I randomly opened RecentChanges page on enwiki and this is what I saw:
http://img.ctrlv.in/img/15/03/06/54f9d5645eb03.png from 50 edits, at
least 8 were automated, just as much interesting as any regular bot
edit.
It usually is even worse, anyway as you can see about 20% of all edits
you can see now in recent changes are automated "bot-like" edits made
by humans. When I enable "show bots" from 50 edits I see 1 edit made
by a bot. From simple observing of recent changes you will see that
bots are producing far less edits than users with automated tools.
Still bots are problem that needs to be filtered out, while these
users are not?
This was originally my point. I don't really care if we just extend
bot flag for regular users as well, or if we create a new flag, but we
should do something about this. It would definitely make life of many
users easiers, especially those who actively review the contributions
of others.
On Fri, Mar 6, 2015 at 5:13 PM, Brad Jorsch (Anomie)
<bjorsch(a)wikimedia.org> wrote:
<Note this reply is written with my enwiki
community member hat on, and in
no way represents anything official>
On Fri, Mar 6, 2015 at 5:19 AM, Ricordisamoa <ricordisamoa(a)openmailbox.org>
wrote:
It is complex and bureaucratic on the English
Wikipedia, i.e., less than
1/890 of the projects.
I note that enwiki's process for receiving the bot flag and rules around
bot editing are "complex and bureaucratic" in large part because what one
person thinks is an obvious fix that no one could object to (e.g.
"==Section==" versus "== Section ==") turns out result in a huge
outcry
when a bot is doing it all over the place.
The idea is that the review process (which is basically just having one of
a list of experienced bot operators look over the proposal for problems,
then review some sample edits) will hopefully catch problems before they
become a big deal, and the rules make it easier to stop for (hopefully)
calm discussion rather than arguing while perceived disruption continues.

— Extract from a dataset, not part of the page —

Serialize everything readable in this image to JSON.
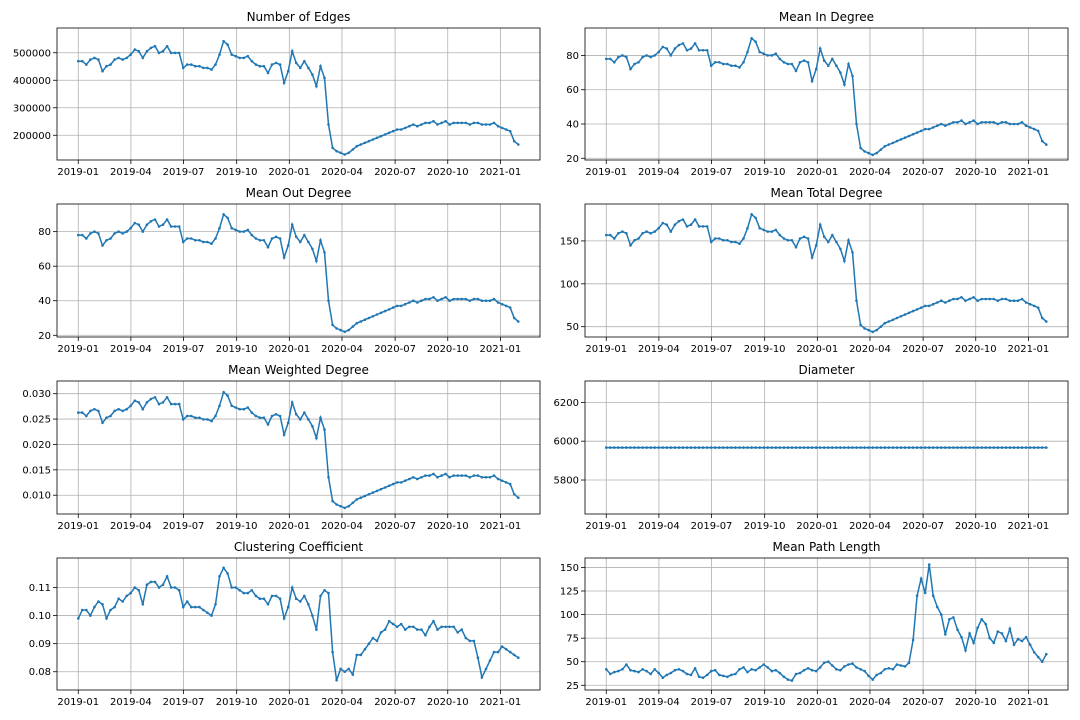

Instead, I think bots are easily tricked by edge cases, whereas human
intervention usually decreases the chance of
mistakes.
On the other hand, a tool may be more aggressive with proposing changes
that would be fooled by edge cases while relying on the human to fix it
before submitting. Even if the tool is not being more aggressive, the human
is vulnerable to missing an error through inattention or through
misunderstanding their responsibility and blindly clicking "approve".